Last month, a Penn West pipeline leaked 500,000 litres of watery oil near Swan Hills. The emulsion came from a pipeline connected to old oil wells.
The Calgary-based company has so far removed five million litres of water that was contaminated by the spill and 2,300 tonnes of soil. The ERCB said Friday that the site remains shut down and will not reopen until an investigation into what happened is complete.
Last April, Plains Midstream Canada reported a major breach of its 44-year-old Rainbow pipeline north of Peace River. About 4.5 million litres of oil escaped.
Kinder Morgan also reported a spill that month from its pipeline carrying diluted unprocessed oilsands crude near Chip Lake west of Edmonton.
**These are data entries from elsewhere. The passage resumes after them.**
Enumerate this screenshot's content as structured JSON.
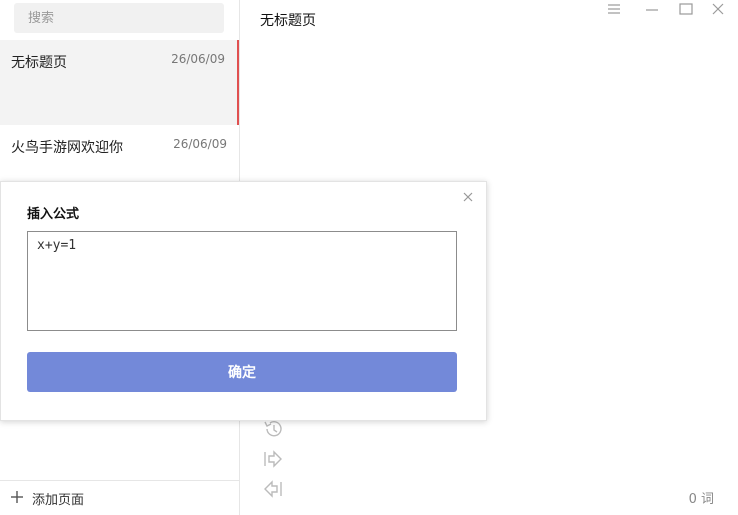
{
  "sidebar": {
    "search": {
      "placeholder": "搜索",
      "value": ""
    },
    "pages": [
      {
        "title": "无标题页",
        "date": "26/06/09",
        "active": true
      },
      {
        "title": "火鸟手游网欢迎你",
        "date": "26/06/09",
        "active": false
      }
    ],
    "add_page_label": "添加页面",
    "accent": "#e05050"
  },
  "main": {
    "page_title": "无标题页",
    "word_count": "0 词",
    "icons": [
      "menu-icon",
      "minimize-icon",
      "maximize-icon",
      "close-icon",
      "history-icon",
      "forward-icon",
      "back-icon"
    ]
  },
  "dialog": {
    "title": "插入公式",
    "formula": "x+y=1",
    "confirm_label": "确定",
    "confirm_color": "#7389d9"
  }
}
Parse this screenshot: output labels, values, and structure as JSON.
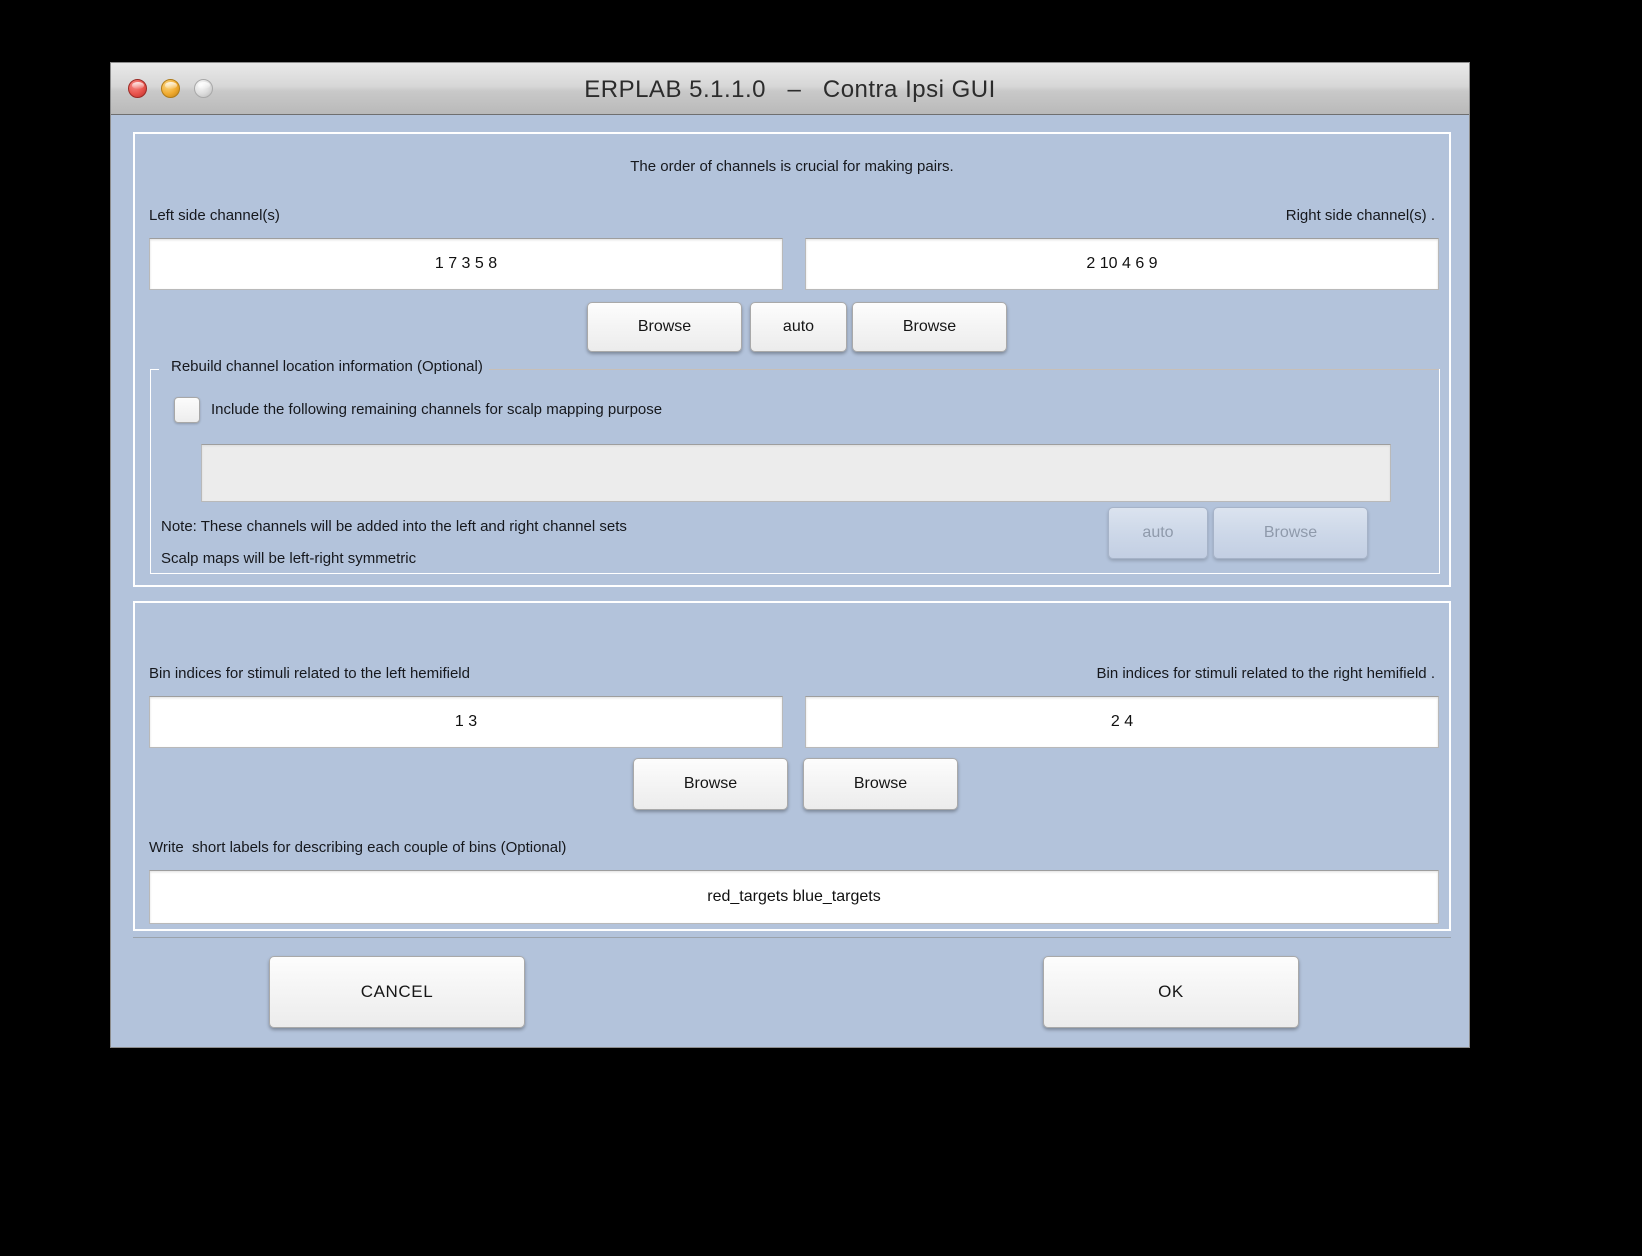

The Pembina Pipeline Corp. reported a spill on its line near Swan Hills in July.
Cleanup and remediation of the Plains Midstream spill continues.
The conservation board is responsible for regulating pipelines that begin and end in Alberta. Pipelines that cross provincial boundaries or the U.S. border are regulated by the federal National Energy Board.
The Alberta regulator said pipelines in the province have never been safer. The latest (2010) statistics show 1.6 incidents per thousand kilometres of pipeline.
“Alberta’s pipeline system is very safe,” said board spokesman Darin Barter.
“The ERCB expects companies to operate pipelines safely and within all regulatory requirements regardless of age.”
The Pembina Institute said the breaches this year show the status quo isn’t good enough.
“This recent spill highlights the environmental risks of pipelines in Alberta,” Lemphers said. “More can and should be done to ensure this kind of spill does not happen again.”